Aradan geçen beş dakikadan sonra geldi ve sütü bir güzel içirdi. Sona ise her zaman ki gibi birbirimize sarılıp uyuduk. Yani en azından o uyudu. Uykum yoktu şu an.

"Sevgilim, sıkıldım ben." Diyerek göğsünü dürtükledim. Uyumuş gibiydi ama ne ara yahu? Kafasını koymasıyla uyuması nasıl olabilirdi? Ben kırk takla atamadan uyuyamıyordum. Sıkıntıdan geberiyordum. Oflayarak yataktan yavaşça kalktım. Aynanın önüne geçip bakım yapmaya başladım. Yüzüme maske yaparken bir yandan da telefondan bir şeyler izliyordum. Saat 23.08'di. Koyu yeşil maskeyi iyicene yayıp aynadan kendimi kısacık inceledim. Yeşil uzaylıya dönmüştüm. Kendi kendime gülerek elimi yıkamak için kalkmıştım ki telefon çalmaya başladı. Gece gece kim arıyordu ki? Geri dönüp telefondaki aramayı cevapladım. Kutay'dı.

"Mavimtırak acil şirkete gelmen lazım. Aysima'nın kafası gene gidip geliyor." Aysima'nın öfke kontrol bozukluğu vardı. Lisedeyken daha iyiydi ama şu an durumu çok da iyi değildi. Hatta bipolar bile denebilirdi. Bazen çok uysal bazense aşırı sinirliydi. Ne yapacağı belirsiz biriydi. İlaç kullanıyordu ama muhtemelen aksatmıştı.

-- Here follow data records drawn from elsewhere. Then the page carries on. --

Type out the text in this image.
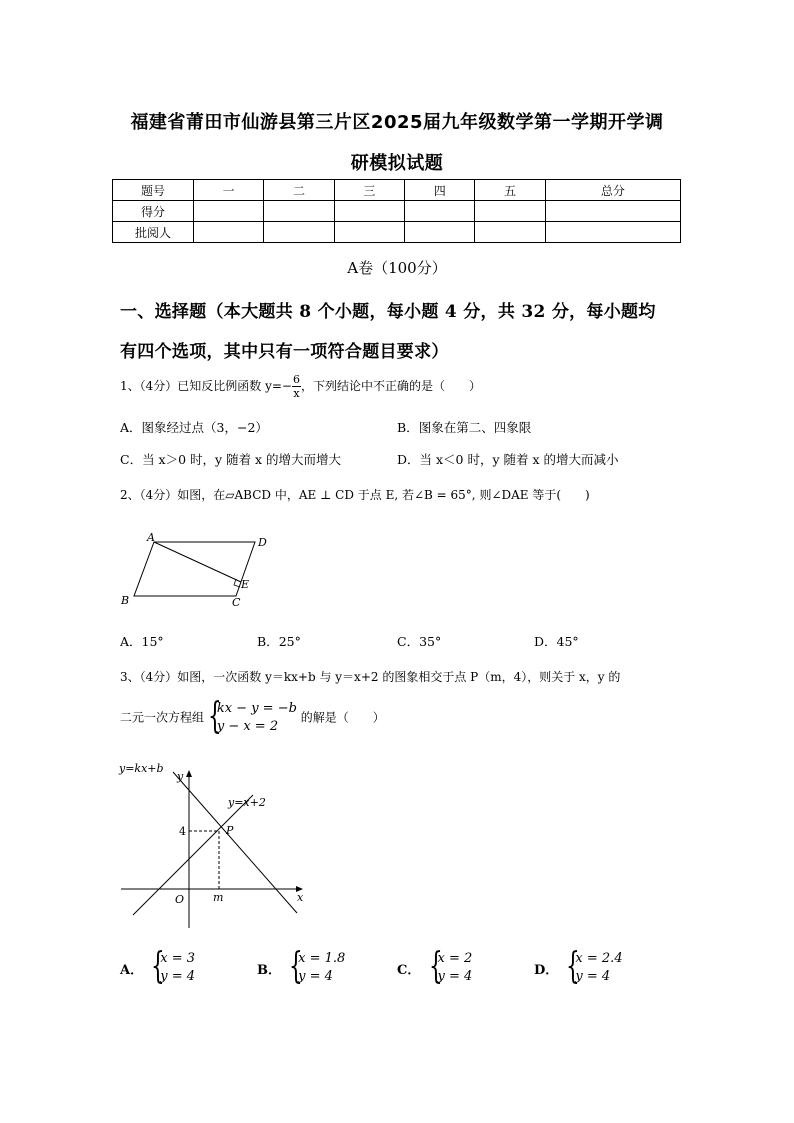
福建省莆田市仙游县第三片区2025届九年级数学第一学期开学调
研模拟试题
题号	一	二	三	四	五	总分
得分						
批阅人						
A卷（100分）
一、选择题（本大题共 8 个小题，每小题 4 分，共 32 分，每小题均
有四个选项，其中只有一项符合题目要求）
1、（4分）已知反比例函数 $y=- \frac{6}{x}$ ，下列结论中不正确的是（　　）
A．图象经过点（3，−2）	B．图象在第二、四象限
C．当 x＞0 时，y 随着 x 的增大而增大	D．当 x＜0 时，y 随着 x 的增大而减小
2、（4分）如图，在▱ABCD 中，AE ⊥ CD 于点 E, 若∠B = 65°, 则∠DAE 等于(　　)
A	D
E
B	C
A．15°	B．25°	C．35°	D．45°
3、（4分）如图，一次函数 y＝kx+b 与 y＝x+2 的图象相交于点 P（m，4），则关于 x，y 的
二元一次方程组 {
kx − y = −b
y − x = 2
的解是（　　）
y=kx+b
y=x+2
y
x
O
P
4
m
A． {
x = 3
y = 4	B． {
x = 1.8
y = 4	C． {
x = 2
y = 4	D． {
x = 2.4
y = 4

"Tamam tamam geliyorum. Şu an ne yapıyor?" Dedim panikle. Bir yandan da Kaan'ı uyandırmaya çalışıyordum.

"Etrafı yıkıp döküyor. Odasında sağlam olan üç beş şey var onlar da koltuk." Dedi. Durumu bayağı kötüydü kısacası.

"Yanına yaklaşma, senin boynuna bile yapışabilir. Bırak kırsın. Sadece kendine zarar verecek bir şey yaparsa müdahale et." Dedim. Kaan bir türlü uyanmıyordu.

"Tamam bekliyorum." Dedikten sonra telefonu kapatmıştı. Hızlıca dolaptan hırkamı alıp telefonumu hırkamın cebine koydum. Yatağa atlayıp Kaan'ı çimdirdim.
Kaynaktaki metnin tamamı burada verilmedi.